Auguste, newly appointed associate professor of biomedical engineering at City Univeristy of New York, received her S.B. in Chemical Engineering from Massachusetts Institute of Technology in 1999 and her Ph.D. in Chemical Engineering from Princeton University in 2005. She most recently ran the Auguste Lab for Bioresponsive Drug Delivery and Tissue Engineering at Harvard University. Before joining Harvard, she was a postdoctoral Associate at Massachusetts Institute of Technology for 2004-2006.

She is among the 13th annual 50 Most Important African-Americans in Technology.  Innovation & Equity 2013: Keeping America First in Technology: Public Innovation and Supplier Diversity examines the promise of biotechnology and other cutting edge fields to create jobs and new industries.

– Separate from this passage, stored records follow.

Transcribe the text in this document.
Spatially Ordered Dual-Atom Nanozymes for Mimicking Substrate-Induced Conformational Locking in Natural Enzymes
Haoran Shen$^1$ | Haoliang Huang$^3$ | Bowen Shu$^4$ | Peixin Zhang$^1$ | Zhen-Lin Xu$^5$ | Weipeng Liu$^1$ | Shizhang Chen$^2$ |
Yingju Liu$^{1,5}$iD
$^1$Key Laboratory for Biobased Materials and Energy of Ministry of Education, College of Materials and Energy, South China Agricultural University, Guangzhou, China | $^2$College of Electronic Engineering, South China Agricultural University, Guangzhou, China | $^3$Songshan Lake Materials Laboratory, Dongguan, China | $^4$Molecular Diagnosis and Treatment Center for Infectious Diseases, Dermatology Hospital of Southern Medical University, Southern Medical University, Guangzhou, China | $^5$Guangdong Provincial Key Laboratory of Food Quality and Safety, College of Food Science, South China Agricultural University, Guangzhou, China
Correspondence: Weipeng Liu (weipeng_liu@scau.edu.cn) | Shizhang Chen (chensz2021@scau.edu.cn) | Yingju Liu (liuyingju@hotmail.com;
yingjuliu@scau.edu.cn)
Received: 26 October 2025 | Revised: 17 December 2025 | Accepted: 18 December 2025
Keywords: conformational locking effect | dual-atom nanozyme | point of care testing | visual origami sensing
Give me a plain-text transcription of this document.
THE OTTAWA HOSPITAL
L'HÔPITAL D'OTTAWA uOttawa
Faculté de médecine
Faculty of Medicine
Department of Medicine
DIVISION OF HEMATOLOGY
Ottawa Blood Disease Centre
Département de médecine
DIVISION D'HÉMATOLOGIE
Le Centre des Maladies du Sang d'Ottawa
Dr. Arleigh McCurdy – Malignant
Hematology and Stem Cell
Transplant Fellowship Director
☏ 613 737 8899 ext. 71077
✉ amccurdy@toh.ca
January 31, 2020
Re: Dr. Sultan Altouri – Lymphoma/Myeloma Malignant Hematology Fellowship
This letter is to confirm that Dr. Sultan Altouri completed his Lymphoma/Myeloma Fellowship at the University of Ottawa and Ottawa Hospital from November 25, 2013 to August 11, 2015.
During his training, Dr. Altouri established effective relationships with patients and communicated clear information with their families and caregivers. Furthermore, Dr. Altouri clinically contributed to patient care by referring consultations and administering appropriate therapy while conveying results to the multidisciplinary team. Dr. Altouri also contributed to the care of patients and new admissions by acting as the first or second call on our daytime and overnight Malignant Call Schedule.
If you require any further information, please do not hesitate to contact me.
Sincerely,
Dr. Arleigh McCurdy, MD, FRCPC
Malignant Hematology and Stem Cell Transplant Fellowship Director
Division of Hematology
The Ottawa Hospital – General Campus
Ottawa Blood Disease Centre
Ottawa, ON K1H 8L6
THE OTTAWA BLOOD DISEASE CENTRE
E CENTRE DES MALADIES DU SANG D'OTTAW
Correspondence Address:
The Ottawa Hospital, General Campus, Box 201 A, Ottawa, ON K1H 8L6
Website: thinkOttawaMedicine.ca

Her success is all the more notable because of the findings of a study announced today in the Journal of the National Academy of Science by Yale University researchers which showed female researchers receiving lower evaluations, less mentoring opportunities and lower starting salaries.

Another study by the National Institutes of Health last year found similar results for African-Americans in the sciences.

Auguste's focus is to develop novel biomaterials for drug delivery and tissue engineering. We are interested in directing the behavior and differentiation of cells, in most cases human embryonic stem cells, by controlling their three-dimensional cellular microenvironment. The design criteria requires the synthesis of new, biomimetic materials in coordination with regulating the rate of molecule release, immune response, targeting, and degradation. These systems are investigated for potential use in cell-based therapies.

"Cells receive information from their environment from both mechanical and chemical signaling," she explains.  "Biodegradable materials have been designed for tissue repair and for the controlled release of molecules. These materials may provide a surface for cells to adhere and proliferate or a conduit for encapsulation and release of molecules. We are interested in material-cell interactions that result in changes in cell behavior over periods of time using bioactive environments that activate or inhibit cellular processes. We examine the differentiation of human embryonic stem cells, the precursors of all organ tissues, to learn how they respond to chemical and environmental cues to become dedicated cells."

The bioeconomy emerged as an Administration priority because of its tremendous potential for growth and job creation as well as the many other societal benefits it offers. A more robust bioeconomy can enable Americans to live longer and healthier lives, develop new sources of bioenergy, address key environmental challenges, transform manufacturing processes, and increase the productivity and scope of the agricultural sector while generating new industries and occupational opportunities.

A growing U.S. population requires increased health services and more material resources including food, animal feed, fiber for clothing and housing, and sources of energy and chemicals for manufacturing. Recent advances in the biological sciences are allowing more and more of these needs to be met not with petroleum-based products and other non-renewable resources but with materials that are quite literally home-grown.

Indeed, the convergence of biology with engineering and other sciences—including physics, chemistry, and computer sciences—is proving to have tremendous power to generate new scientific discoveries, new products,  new markets, and new high-skilled jobs.

The benefits can be seen in every sector of the economy, from agriculture to healthcare and from energy production to environmental monitoring and stewardship. Biobased materials are also proving to be excellent and sustainable substitutes for hydrocarbon-based raw materials in a number of industrial and manufacturing processes.